According to The Association of Certified Fraud Examiners, internal fraud costs companies 5% of revenue each year—that’s a lot if you’re a small business. Unfortunately, studies also show 87% of employees who steal are first-time offenders. Most of the fraud occurs with employees working in finance, bookkeeping or accounting departments, but it’s a good idea to put some checks in place for all employees, no matter their position.
- Have clear procedures and policies when it comes to handling money. Limit who has access to bank accounts and checks and if your business uses cash registers, have employees use a password-protected system so you know who was using the technology every minute of the day.
- Don’t let any one employee work completely alone and have sole responsibility for handling funds.
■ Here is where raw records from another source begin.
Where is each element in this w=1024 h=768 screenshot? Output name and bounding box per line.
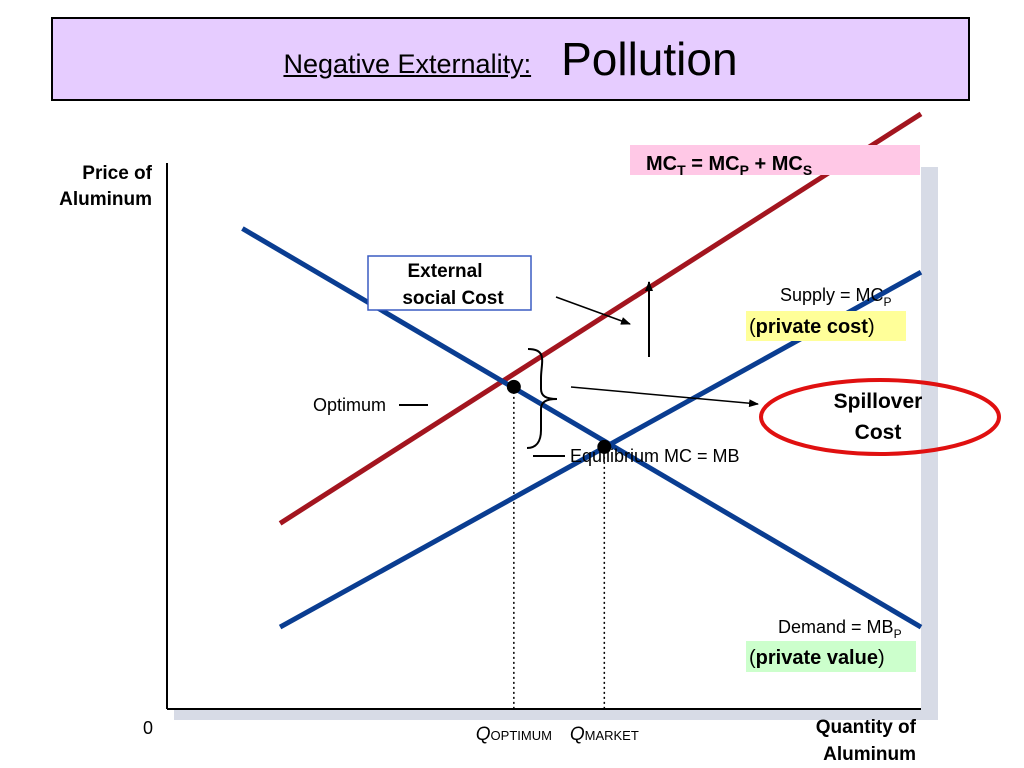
origin-label: 0: [143, 718, 153, 738]
external-cost-line1: External: [408, 261, 483, 282]
title-main: Pollution: [561, 33, 738, 85]
mct-label-box: [630, 145, 920, 175]
spillover-line2: Cost: [855, 421, 902, 444]
optimum-point: [506, 379, 521, 394]
external-cost-arrow: [555, 296, 631, 325]
plot-shadow: [174, 167, 938, 720]
mct-label: MCT = MCP + MCS: [646, 153, 812, 178]
x-label-line2: Aluminum: [823, 744, 916, 765]
optimum-label: Optimum: [313, 395, 386, 415]
title-prefix: Negative Externality:: [283, 48, 532, 79]
supply-label: Supply = MCP: [780, 285, 892, 309]
equilibrium-label: Equilibrium MC = MB: [570, 446, 740, 466]
x-label-line1: Quantity of: [816, 717, 917, 738]
x-tick-q-optimum: QOPTIMUM: [476, 724, 552, 745]
x-tick-q-market: QMARKET: [570, 724, 639, 745]
y-label-line2: Aluminum: [59, 189, 152, 210]
spillover-arrow: [570, 386, 759, 408]
demand-label: Demand = MBP: [778, 617, 902, 641]
private-cost-box: [746, 311, 906, 341]
external-cost-box: [367, 255, 532, 311]
spillover-ellipse: [759, 378, 1001, 456]
series-demand-line: [241, 226, 923, 630]
y-label-line1: Price of: [82, 163, 152, 184]
external-cost-line2: social Cost: [402, 288, 504, 309]
private-cost-label: (private cost): [749, 316, 875, 338]
title-box: Negative Externality: Pollution: [51, 17, 970, 101]
equilibrium-point: [597, 439, 612, 454]
series-mct-line: [278, 111, 923, 526]
private-value-box: [746, 641, 916, 672]
spillover-line1: Spillover: [834, 390, 923, 413]
private-value-label: (private value): [749, 647, 885, 669]
spillover-brace: [526, 348, 558, 449]
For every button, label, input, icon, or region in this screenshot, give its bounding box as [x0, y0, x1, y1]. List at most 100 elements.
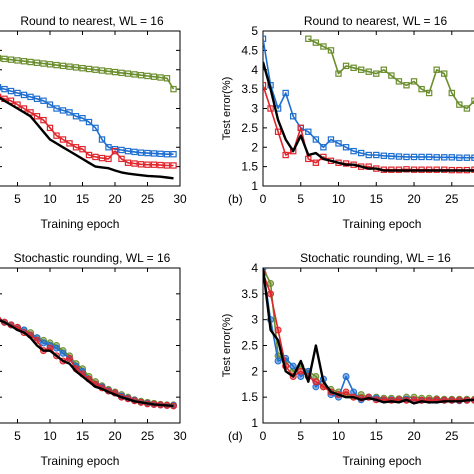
data-point-red	[297, 124, 304, 132]
x-tick-label: 25	[445, 429, 459, 443]
data-point-blue	[144, 149, 151, 157]
data-point-blue	[85, 118, 93, 126]
data-point-green	[33, 59, 41, 66]
data-point-red	[137, 161, 145, 168]
data-point-green	[395, 78, 403, 85]
data-point-green	[79, 64, 86, 72]
data-point-green	[320, 43, 327, 50]
data-point-blue	[118, 146, 125, 154]
data-point-green	[373, 70, 380, 77]
panel-b: 0 5 10 15 20 25 1 1.5 2 2.5 3 3.5 4 4.5 5 Round to near…	[221, 14, 474, 231]
x-tick-label: 15	[76, 192, 90, 206]
x-axis-label: Training epoch	[343, 217, 422, 231]
data-point-red	[118, 155, 125, 163]
chart-title: Round to nearest, WL = 16	[304, 14, 448, 28]
series-line-black	[0, 96, 174, 180]
data-point-red	[98, 154, 106, 162]
data-point-green	[105, 68, 112, 75]
data-point-green	[124, 70, 132, 77]
panel-a: 5 10 15 20 25 30 Round to nearest, WL = 16 Trai…	[0, 14, 187, 231]
data-point-red	[66, 354, 73, 362]
x-tick-label: 15	[370, 429, 384, 443]
data-point-red	[40, 116, 47, 124]
data-point-red	[92, 153, 99, 161]
panel-d: 0 5 10 15 20 25 1 1.5 2 2.5 3 3.5 4 Stochatic roundin…	[221, 251, 474, 468]
x-tick-label: 5	[297, 429, 304, 443]
chart-title: Round to nearest, WL = 16	[20, 14, 164, 28]
data-point-blue	[365, 151, 372, 159]
x-tick-label: 10	[332, 192, 346, 206]
data-point-red	[131, 160, 138, 167]
x-tick-label: 20	[407, 429, 421, 443]
data-point-green	[59, 62, 67, 70]
data-point-blue	[335, 140, 342, 147]
data-point-blue	[72, 113, 80, 120]
y-tick-label: 1.5	[241, 160, 258, 174]
data-point-green	[14, 57, 21, 64]
data-point-blue	[14, 89, 21, 97]
data-point-green	[137, 71, 145, 79]
data-point-red	[72, 144, 80, 151]
data-point-blue	[380, 152, 388, 159]
data-point-blue	[373, 151, 380, 159]
series-line-green	[307, 38, 474, 110]
x-tick-label: 5	[14, 429, 21, 443]
data-point-red	[274, 326, 282, 334]
data-point-red	[124, 159, 132, 166]
data-point-blue	[157, 150, 164, 158]
y-tick-label: 4	[251, 63, 258, 77]
data-point-blue	[403, 153, 410, 161]
data-point-green	[46, 61, 54, 68]
data-point-green	[456, 101, 463, 108]
data-point-blue	[456, 154, 463, 161]
chart-title: Stochatic rounding, WL = 16	[300, 251, 451, 265]
data-point-green	[163, 75, 171, 82]
y-tick-label: 1	[251, 416, 258, 430]
y-tick-label: 2	[251, 364, 258, 378]
x-tick-label: 5	[297, 192, 304, 206]
data-point-blue	[105, 144, 112, 151]
y-axis-label: Test error(%)	[221, 314, 233, 378]
data-point-green	[388, 72, 395, 79]
data-point-red	[59, 136, 67, 143]
data-point-green	[267, 280, 275, 287]
data-point-blue	[471, 154, 474, 161]
data-point-blue	[79, 114, 86, 122]
data-point-green	[118, 69, 125, 77]
y-tick-label: 1.5	[241, 390, 258, 404]
data-point-green	[150, 73, 158, 80]
series-line-red	[263, 272, 474, 402]
data-point-blue	[53, 105, 60, 112]
x-axis-label: Training epoch	[343, 454, 422, 468]
y-tick-label: 4	[251, 261, 258, 275]
data-point-blue	[92, 124, 99, 132]
data-point-green	[448, 89, 455, 97]
data-point-green	[403, 82, 410, 89]
x-tick-label: 30	[173, 192, 187, 206]
data-point-red	[53, 132, 60, 139]
data-point-green	[7, 56, 15, 63]
data-point-blue	[350, 147, 357, 155]
data-point-red	[85, 151, 93, 159]
data-point-blue	[320, 144, 327, 151]
x-tick-label: 20	[108, 192, 122, 206]
data-point-green	[342, 62, 350, 70]
data-point-red	[274, 128, 282, 135]
series-line-black	[263, 268, 474, 405]
data-point-blue	[40, 97, 47, 104]
data-point-blue	[1, 85, 8, 93]
data-point-green	[410, 78, 418, 85]
x-tick-label: 15	[370, 192, 384, 206]
data-point-blue	[7, 87, 15, 95]
data-point-blue	[312, 136, 320, 143]
data-point-green	[92, 66, 99, 73]
series-line-blue	[263, 38, 474, 159]
data-point-green	[131, 71, 138, 78]
data-point-blue	[425, 153, 433, 161]
data-point-green	[418, 85, 425, 93]
data-point-blue	[163, 151, 171, 158]
x-tick-label: 10	[43, 192, 57, 206]
data-point-green	[365, 68, 372, 75]
series-line-green	[263, 268, 474, 401]
y-tick-label: 2	[251, 140, 258, 154]
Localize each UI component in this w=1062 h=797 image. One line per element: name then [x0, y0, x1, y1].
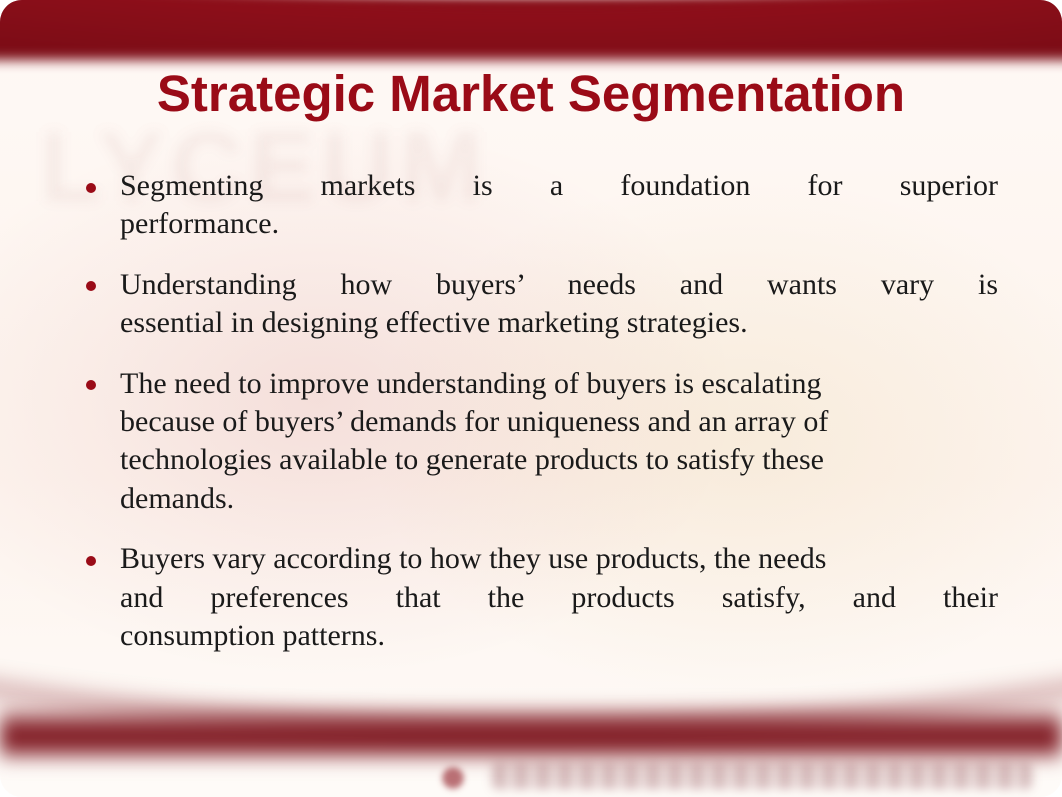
bullet-line: The need to improve understanding of buy…	[120, 365, 998, 403]
bullet-text: Understanding how buyers’ needs and want…	[120, 266, 998, 343]
bullet-item: Segmenting markets is a foundation for s…	[86, 167, 998, 244]
bullet-line: essential in designing effective marketi…	[120, 304, 998, 342]
bullet-list: Segmenting markets is a foundation for s…	[50, 167, 1012, 655]
bullet-item: The need to improve understanding of buy…	[86, 365, 998, 519]
bullet-text: Buyers vary according to how they use pr…	[120, 540, 998, 655]
bullet-line: demands.	[120, 480, 998, 518]
bullet-item: Buyers vary according to how they use pr…	[86, 540, 998, 655]
bullet-item: Understanding how buyers’ needs and want…	[86, 266, 998, 343]
bullet-line: Buyers vary according to how they use pr…	[120, 540, 998, 578]
bullet-line: Understanding how buyers’ needs and want…	[120, 266, 998, 304]
bullet-text: The need to improve understanding of buy…	[120, 365, 998, 519]
bullet-line: and preferences that the products satisf…	[120, 579, 998, 617]
bullet-text: Segmenting markets is a foundation for s…	[120, 167, 998, 244]
footer-text-blur	[492, 763, 1032, 789]
bullet-line: consumption patterns.	[120, 617, 998, 655]
bullet-line: performance.	[120, 205, 998, 243]
bottom-band-decoration	[0, 705, 1062, 763]
bullet-line: Segmenting markets is a foundation for s…	[120, 167, 998, 205]
bullet-line: because of buyers’ demands for uniquenes…	[120, 403, 998, 441]
slide: LYCEUM Strategic Market Segmentation Seg…	[0, 0, 1062, 797]
slide-title: Strategic Market Segmentation	[50, 64, 1012, 123]
slide-content: Strategic Market Segmentation Segmenting…	[0, 0, 1062, 655]
footer-logo-blur	[440, 765, 466, 791]
bullet-line: technologies available to generate produ…	[120, 441, 998, 479]
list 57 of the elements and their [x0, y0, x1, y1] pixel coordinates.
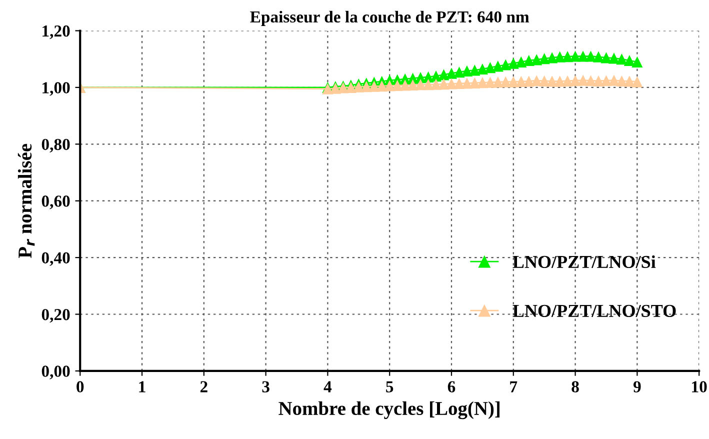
point	[585, 75, 596, 86]
point	[446, 68, 458, 79]
point	[353, 81, 364, 92]
x-tick-label: 0	[76, 381, 84, 392]
point	[632, 56, 643, 68]
x-axis-title: Nombre de cycles [Log(N)]	[278, 401, 500, 420]
point	[384, 80, 396, 92]
point	[484, 76, 496, 88]
point	[469, 77, 480, 88]
x-tick-label: 9	[633, 381, 641, 392]
point	[500, 59, 512, 70]
point	[484, 62, 496, 74]
point	[454, 66, 465, 78]
point	[546, 52, 558, 64]
point	[554, 76, 566, 87]
point	[546, 76, 558, 87]
x-tick-label: 7	[510, 381, 518, 392]
legend-label: LNO/PZT/LNO/Si	[512, 255, 656, 268]
point	[454, 78, 465, 90]
x-tick-label: 6	[448, 381, 456, 392]
point	[508, 58, 519, 69]
y-tick-label: 0,20	[42, 308, 70, 323]
point	[577, 50, 589, 62]
point	[407, 79, 418, 90]
x-tick-label: 8	[572, 381, 579, 392]
y-tick-label: 0,80	[42, 138, 70, 152]
y-tick-label: 0,60	[42, 196, 70, 210]
point	[538, 75, 550, 86]
point	[600, 52, 612, 64]
y-axis-title: P$_{r}$ normalisée	[18, 144, 35, 258]
point	[476, 63, 488, 75]
point	[585, 50, 596, 62]
point	[624, 54, 635, 66]
y-tick-label: 0,00	[42, 366, 70, 380]
point	[368, 80, 380, 92]
legend-label: LNO/PZT/LNO/STO	[512, 304, 676, 318]
point	[616, 54, 628, 65]
point	[624, 76, 635, 87]
point	[538, 52, 550, 64]
point	[592, 75, 604, 86]
x-tick-label: 5	[386, 381, 394, 392]
chart-title: Epaisseur de la couche de PZT: 640 nm	[250, 10, 530, 26]
point	[469, 64, 480, 76]
point	[516, 56, 527, 68]
point	[508, 76, 519, 88]
y-tick-label: 1,20	[42, 25, 70, 40]
x-tick-label: 10	[692, 381, 707, 392]
x-tick-label: 1	[139, 381, 146, 392]
point	[461, 65, 473, 77]
point	[632, 76, 643, 88]
y-tick-label: 1,00	[42, 82, 70, 96]
x-tick-label: 4	[324, 381, 332, 392]
point	[554, 51, 566, 62]
point	[523, 54, 534, 66]
y-tick-label: 0,40	[42, 252, 70, 266]
x-tick-label: 3	[262, 381, 270, 392]
x-tick-label: 2	[200, 381, 208, 392]
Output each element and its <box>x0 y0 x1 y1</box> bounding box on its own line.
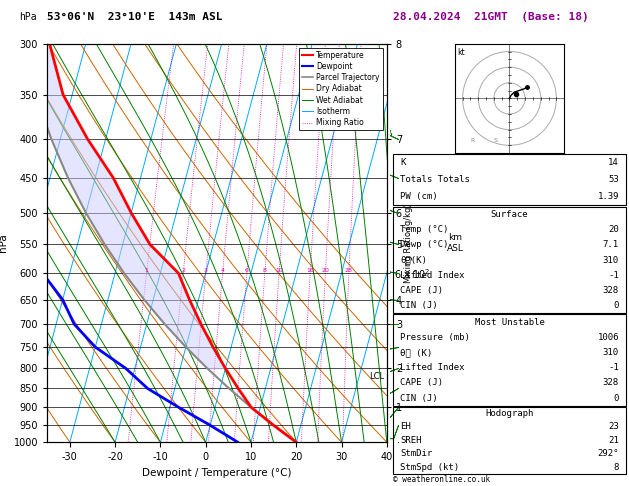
Text: 4: 4 <box>221 268 225 273</box>
Text: PW (cm): PW (cm) <box>400 192 438 201</box>
Text: Mixing Ratio (g/kg): Mixing Ratio (g/kg) <box>404 203 413 283</box>
Text: 23: 23 <box>608 422 619 432</box>
Legend: Temperature, Dewpoint, Parcel Trajectory, Dry Adiabat, Wet Adiabat, Isotherm, Mi: Temperature, Dewpoint, Parcel Trajectory… <box>299 48 383 130</box>
Text: 10: 10 <box>276 268 283 273</box>
Text: S: S <box>494 138 498 143</box>
Text: 328: 328 <box>603 379 619 387</box>
Text: 28.04.2024  21GMT  (Base: 18): 28.04.2024 21GMT (Base: 18) <box>393 12 589 22</box>
Text: StmSpd (kt): StmSpd (kt) <box>400 463 459 471</box>
Text: Lifted Index: Lifted Index <box>400 363 465 372</box>
Text: 1006: 1006 <box>598 333 619 342</box>
Text: Surface: Surface <box>491 209 528 219</box>
Text: StmDir: StmDir <box>400 449 432 458</box>
Text: 1.39: 1.39 <box>598 192 619 201</box>
Text: R: R <box>470 138 475 143</box>
Y-axis label: km
ASL: km ASL <box>447 233 464 253</box>
Text: kt: kt <box>457 48 465 57</box>
Text: 20: 20 <box>321 268 330 273</box>
Text: 8: 8 <box>263 268 267 273</box>
Text: EH: EH <box>400 422 411 432</box>
Text: 53: 53 <box>608 175 619 184</box>
Text: 7.1: 7.1 <box>603 240 619 249</box>
Text: 292°: 292° <box>598 449 619 458</box>
Text: © weatheronline.co.uk: © weatheronline.co.uk <box>393 474 490 484</box>
X-axis label: Dewpoint / Temperature (°C): Dewpoint / Temperature (°C) <box>142 468 292 478</box>
Text: θᴇ (K): θᴇ (K) <box>400 348 432 357</box>
Text: Most Unstable: Most Unstable <box>474 317 545 327</box>
Text: -1: -1 <box>608 271 619 280</box>
Text: LCL: LCL <box>369 372 384 381</box>
Text: Dewp (°C): Dewp (°C) <box>400 240 448 249</box>
Text: hPa: hPa <box>19 12 36 22</box>
Text: 6: 6 <box>245 268 249 273</box>
Text: 53°06'N  23°10'E  143m ASL: 53°06'N 23°10'E 143m ASL <box>47 12 223 22</box>
Text: CAPE (J): CAPE (J) <box>400 286 443 295</box>
Text: 310: 310 <box>603 348 619 357</box>
Text: Hodograph: Hodograph <box>486 409 533 418</box>
Text: 328: 328 <box>603 286 619 295</box>
Text: θᴇ(K): θᴇ(K) <box>400 256 427 264</box>
Text: Temp (°C): Temp (°C) <box>400 225 448 234</box>
Text: CAPE (J): CAPE (J) <box>400 379 443 387</box>
Text: 14: 14 <box>608 158 619 167</box>
Text: 8: 8 <box>613 463 619 471</box>
Text: -1: -1 <box>608 363 619 372</box>
Text: 1: 1 <box>145 268 148 273</box>
Text: CIN (J): CIN (J) <box>400 394 438 403</box>
Text: 21: 21 <box>608 436 619 445</box>
Y-axis label: hPa: hPa <box>0 234 8 252</box>
Text: 20: 20 <box>608 225 619 234</box>
Text: 0: 0 <box>613 301 619 311</box>
Text: 16: 16 <box>306 268 314 273</box>
Text: Pressure (mb): Pressure (mb) <box>400 333 470 342</box>
Text: 2: 2 <box>181 268 185 273</box>
Text: Totals Totals: Totals Totals <box>400 175 470 184</box>
Text: K: K <box>400 158 406 167</box>
Text: SREH: SREH <box>400 436 421 445</box>
Text: 28: 28 <box>345 268 353 273</box>
Text: Lifted Index: Lifted Index <box>400 271 465 280</box>
Text: 0: 0 <box>613 394 619 403</box>
Text: 3: 3 <box>204 268 208 273</box>
Text: CIN (J): CIN (J) <box>400 301 438 311</box>
Text: 310: 310 <box>603 256 619 264</box>
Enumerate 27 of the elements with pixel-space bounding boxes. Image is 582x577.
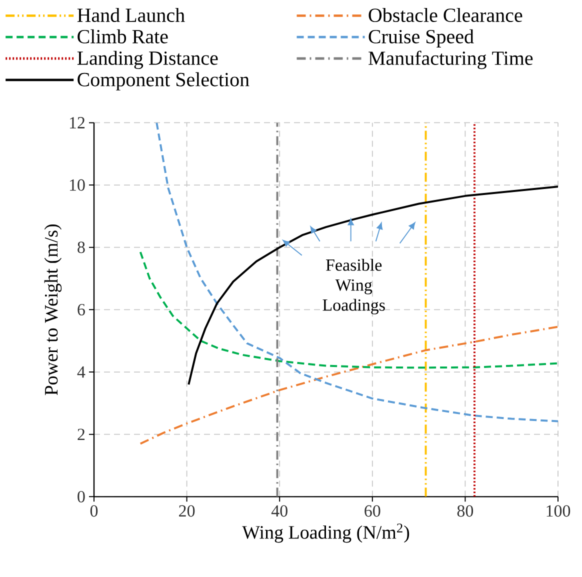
x-tick-label: 0 — [90, 505, 98, 517]
y-tick-label: 4 — [77, 366, 86, 378]
line-series — [139, 326, 558, 445]
legend-label: Landing Distance — [77, 50, 218, 70]
legend-label: Obstacle Clearance — [368, 8, 522, 22]
line-series — [139, 251, 558, 369]
y-axis-title: Power to Weight (m/s) — [44, 224, 62, 396]
y-tick-label: 6 — [78, 304, 85, 316]
legend-label: Climb Rate — [78, 29, 168, 44]
y-tick-label: 8 — [78, 242, 85, 254]
legend-label: Manufacturing Time — [368, 50, 533, 70]
x-axis-title: Wing Loading (N/m$^{2}$) — [242, 524, 410, 543]
line-series — [188, 186, 558, 386]
y-tick-label: 2 — [78, 428, 85, 440]
annotation: Feasible Wing Loadings — [322, 258, 385, 314]
x-tick-label: 80 — [457, 505, 474, 517]
legend-label: Hand Launch — [77, 8, 185, 22]
x-tick-label: 60 — [364, 505, 380, 517]
legend-label: Cruise Speed — [368, 29, 474, 48]
y-tick-label: 0 — [78, 490, 85, 502]
y-tick-label: 10 — [70, 179, 85, 191]
x-tick-label: 20 — [179, 505, 195, 517]
legend-label: Component Selection — [78, 72, 250, 90]
y-tick-label: 12 — [70, 117, 85, 128]
x-tick-label: 40 — [271, 505, 288, 517]
line-series — [156, 122, 558, 422]
x-tick-label: 100 — [546, 505, 570, 517]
Cross-train employees so you know more than one person can tell what another employee is doing.
- Don’t just hand over “the books” to an employee and forget about it. Make sure you look over the bookkeeping at random times. Your bookkeeper should know he or she could be held accountable at any time.
- Ask your IT person about ways to get warnings of potential fraud before it happens. For example, can you get alerts when employees access files that have nothing to do with their jobs? Make it a company policy that employees shouldn’t use unapproved programs or apps.
- If you let your employees work from home or if they are mobile, you can have your IT person set up monitoring tools on any device used for business.
- Hire an outside auditor to periodically go over your accounts and make sure everything is in order.